As it happened, the mausoleum was closed for renovation. Disappointed, I mused that perhaps the real reason for closing the mausoleum was to hide the evidence that Mao had been turning in his grave of late: watching China grind from feudalism to communism to capitalism in a mere half century cannot be good for his repose. If “communism” means a classless society with a centrally planned economy in which the state owns the primary means of production, then poor old Mao—as the man who fought for it, forged it, and upheld it for decades—became irrelevant long ago. And though the frozen Mao may still be revered, the pulse of China throbs now to a different beat.

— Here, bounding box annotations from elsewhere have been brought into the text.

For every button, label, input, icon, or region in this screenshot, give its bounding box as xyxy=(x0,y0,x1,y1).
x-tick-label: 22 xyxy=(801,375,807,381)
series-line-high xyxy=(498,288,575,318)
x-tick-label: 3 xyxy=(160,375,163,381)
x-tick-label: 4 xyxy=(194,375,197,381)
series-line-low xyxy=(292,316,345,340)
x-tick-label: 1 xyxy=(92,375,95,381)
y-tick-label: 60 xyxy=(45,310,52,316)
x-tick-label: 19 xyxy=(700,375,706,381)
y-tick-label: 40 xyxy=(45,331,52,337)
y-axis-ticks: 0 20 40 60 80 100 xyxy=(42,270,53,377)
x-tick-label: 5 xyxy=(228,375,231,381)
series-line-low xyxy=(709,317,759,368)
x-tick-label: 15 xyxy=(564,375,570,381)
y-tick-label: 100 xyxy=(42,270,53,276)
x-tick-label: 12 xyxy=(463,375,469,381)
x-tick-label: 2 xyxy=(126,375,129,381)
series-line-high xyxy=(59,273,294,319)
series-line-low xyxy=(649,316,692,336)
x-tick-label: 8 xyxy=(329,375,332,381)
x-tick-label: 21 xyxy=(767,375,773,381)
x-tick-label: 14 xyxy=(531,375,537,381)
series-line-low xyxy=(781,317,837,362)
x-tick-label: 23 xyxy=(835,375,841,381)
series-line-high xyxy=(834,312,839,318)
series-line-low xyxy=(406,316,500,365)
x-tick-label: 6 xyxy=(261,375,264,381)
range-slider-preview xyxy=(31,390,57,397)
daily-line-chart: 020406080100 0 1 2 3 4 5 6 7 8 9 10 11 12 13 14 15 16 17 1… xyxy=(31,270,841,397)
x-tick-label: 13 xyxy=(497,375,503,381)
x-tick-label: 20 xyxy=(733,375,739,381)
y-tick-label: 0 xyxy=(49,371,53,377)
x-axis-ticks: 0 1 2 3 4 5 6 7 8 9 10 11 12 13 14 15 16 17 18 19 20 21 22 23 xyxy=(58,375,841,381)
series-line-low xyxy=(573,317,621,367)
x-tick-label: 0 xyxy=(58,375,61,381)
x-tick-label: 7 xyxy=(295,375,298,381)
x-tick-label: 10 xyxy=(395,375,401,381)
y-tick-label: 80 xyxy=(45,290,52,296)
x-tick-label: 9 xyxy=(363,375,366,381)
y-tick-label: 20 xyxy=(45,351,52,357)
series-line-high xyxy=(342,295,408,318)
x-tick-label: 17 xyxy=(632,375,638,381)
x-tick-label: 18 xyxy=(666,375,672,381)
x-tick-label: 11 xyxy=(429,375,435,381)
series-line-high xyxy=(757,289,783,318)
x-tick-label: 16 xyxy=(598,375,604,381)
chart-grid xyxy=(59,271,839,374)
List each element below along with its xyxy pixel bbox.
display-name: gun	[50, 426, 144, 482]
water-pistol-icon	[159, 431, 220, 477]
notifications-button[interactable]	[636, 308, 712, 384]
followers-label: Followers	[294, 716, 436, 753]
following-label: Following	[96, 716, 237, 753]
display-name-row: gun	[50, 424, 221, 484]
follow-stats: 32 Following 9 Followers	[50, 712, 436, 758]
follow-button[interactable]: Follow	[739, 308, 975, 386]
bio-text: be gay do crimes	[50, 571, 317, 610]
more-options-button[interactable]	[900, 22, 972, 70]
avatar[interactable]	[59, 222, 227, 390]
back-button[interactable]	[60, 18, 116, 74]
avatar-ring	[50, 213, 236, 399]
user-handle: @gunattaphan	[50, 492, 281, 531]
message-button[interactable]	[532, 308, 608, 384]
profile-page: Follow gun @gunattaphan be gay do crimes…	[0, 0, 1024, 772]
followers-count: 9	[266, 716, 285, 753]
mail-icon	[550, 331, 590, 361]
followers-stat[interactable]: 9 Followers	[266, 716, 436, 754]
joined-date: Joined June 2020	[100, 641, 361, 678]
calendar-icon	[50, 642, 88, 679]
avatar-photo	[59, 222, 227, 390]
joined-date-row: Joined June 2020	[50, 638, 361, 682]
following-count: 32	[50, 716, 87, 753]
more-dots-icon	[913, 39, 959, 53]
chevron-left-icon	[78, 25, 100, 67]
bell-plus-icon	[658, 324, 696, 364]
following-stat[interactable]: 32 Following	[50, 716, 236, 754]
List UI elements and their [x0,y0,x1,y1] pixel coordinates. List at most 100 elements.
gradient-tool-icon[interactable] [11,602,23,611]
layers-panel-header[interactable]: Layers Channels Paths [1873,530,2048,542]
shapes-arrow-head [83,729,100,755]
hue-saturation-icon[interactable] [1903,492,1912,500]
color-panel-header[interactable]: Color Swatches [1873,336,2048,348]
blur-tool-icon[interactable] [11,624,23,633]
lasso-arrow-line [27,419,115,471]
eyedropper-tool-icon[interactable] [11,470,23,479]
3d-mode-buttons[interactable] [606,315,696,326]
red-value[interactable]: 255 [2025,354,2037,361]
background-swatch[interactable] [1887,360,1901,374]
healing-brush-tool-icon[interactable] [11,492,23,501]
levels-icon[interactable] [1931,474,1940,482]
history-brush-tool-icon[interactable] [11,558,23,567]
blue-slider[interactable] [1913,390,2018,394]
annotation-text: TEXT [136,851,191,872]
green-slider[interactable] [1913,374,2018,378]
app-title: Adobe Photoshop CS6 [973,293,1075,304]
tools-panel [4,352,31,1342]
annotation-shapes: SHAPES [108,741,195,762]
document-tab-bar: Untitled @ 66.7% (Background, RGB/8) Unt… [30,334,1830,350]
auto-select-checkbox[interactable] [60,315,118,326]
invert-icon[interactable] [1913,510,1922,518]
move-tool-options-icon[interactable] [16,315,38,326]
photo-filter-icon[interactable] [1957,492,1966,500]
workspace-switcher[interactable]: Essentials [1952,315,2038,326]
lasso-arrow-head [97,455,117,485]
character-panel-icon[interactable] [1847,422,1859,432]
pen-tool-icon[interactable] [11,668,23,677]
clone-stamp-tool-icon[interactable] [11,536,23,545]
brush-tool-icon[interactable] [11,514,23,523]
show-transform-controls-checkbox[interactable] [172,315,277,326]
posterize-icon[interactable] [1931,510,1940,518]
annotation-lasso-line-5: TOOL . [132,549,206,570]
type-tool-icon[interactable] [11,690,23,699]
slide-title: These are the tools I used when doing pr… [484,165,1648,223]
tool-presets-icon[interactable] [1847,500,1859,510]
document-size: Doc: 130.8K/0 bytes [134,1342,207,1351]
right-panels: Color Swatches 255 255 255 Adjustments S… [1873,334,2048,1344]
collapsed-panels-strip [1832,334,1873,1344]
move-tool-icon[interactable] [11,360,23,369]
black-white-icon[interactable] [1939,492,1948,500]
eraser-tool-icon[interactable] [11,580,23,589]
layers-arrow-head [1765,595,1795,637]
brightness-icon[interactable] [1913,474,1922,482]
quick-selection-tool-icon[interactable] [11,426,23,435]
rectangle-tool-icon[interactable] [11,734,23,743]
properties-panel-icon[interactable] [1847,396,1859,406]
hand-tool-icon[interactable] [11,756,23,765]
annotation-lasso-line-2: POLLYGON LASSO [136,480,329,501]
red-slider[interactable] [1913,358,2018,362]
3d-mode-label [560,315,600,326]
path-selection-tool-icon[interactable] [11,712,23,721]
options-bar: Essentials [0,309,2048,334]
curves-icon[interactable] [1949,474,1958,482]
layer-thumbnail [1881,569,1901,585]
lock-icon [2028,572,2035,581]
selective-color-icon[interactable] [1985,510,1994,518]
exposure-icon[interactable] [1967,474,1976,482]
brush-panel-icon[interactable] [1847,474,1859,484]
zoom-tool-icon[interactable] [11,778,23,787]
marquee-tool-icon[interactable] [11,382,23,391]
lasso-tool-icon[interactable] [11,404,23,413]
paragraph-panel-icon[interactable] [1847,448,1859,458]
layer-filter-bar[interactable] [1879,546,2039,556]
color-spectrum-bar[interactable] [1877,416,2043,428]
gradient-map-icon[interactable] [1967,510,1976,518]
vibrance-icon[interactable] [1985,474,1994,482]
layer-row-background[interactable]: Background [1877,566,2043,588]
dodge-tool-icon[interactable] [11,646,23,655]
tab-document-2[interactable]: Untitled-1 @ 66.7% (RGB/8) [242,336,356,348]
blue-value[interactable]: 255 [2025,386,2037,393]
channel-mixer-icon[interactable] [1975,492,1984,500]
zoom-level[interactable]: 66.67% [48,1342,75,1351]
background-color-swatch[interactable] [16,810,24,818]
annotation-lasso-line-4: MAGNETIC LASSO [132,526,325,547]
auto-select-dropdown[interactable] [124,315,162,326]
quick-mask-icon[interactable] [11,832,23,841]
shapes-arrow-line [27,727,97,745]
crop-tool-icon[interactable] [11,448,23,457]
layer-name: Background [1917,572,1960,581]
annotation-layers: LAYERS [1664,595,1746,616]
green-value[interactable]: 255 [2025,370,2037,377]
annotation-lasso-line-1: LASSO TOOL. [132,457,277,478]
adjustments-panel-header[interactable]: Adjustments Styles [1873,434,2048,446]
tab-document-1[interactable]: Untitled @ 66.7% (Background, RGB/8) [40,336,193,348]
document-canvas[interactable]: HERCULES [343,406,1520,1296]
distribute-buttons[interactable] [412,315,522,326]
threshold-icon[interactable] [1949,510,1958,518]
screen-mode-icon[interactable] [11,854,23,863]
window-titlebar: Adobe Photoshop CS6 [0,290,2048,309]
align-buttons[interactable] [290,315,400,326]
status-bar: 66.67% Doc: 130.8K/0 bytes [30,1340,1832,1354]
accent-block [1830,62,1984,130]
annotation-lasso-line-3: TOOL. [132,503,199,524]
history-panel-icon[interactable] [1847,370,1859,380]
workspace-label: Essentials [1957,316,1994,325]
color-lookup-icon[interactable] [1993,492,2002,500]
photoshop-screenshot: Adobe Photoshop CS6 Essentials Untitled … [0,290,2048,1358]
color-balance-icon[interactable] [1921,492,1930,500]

For some years now, the zeitgeist in China has been closer to what Deng Xiaoping, a successor to Mao, neatly voiced in 1993: “To get rich is glorious.” And today it seems that the only thing still communist about China is the name of the party that continues to rule it with an iron hand; for while China’s communist leaders have embraced capitalism with an astonishing zeal, they have not allowed the free flow of ideas and information within China. Ordinary citizens are actively kept in the dark even about the 1989 protests in Tiananmen Square. As I stood on the square, among the crowds of locals and holiday makers, flying kites or striking “I was there!” poses in front of Mao’s portrait, it struck me that most of the people around me—and most Chinese nationals under the age of 35—do not even know about the event that transpired there.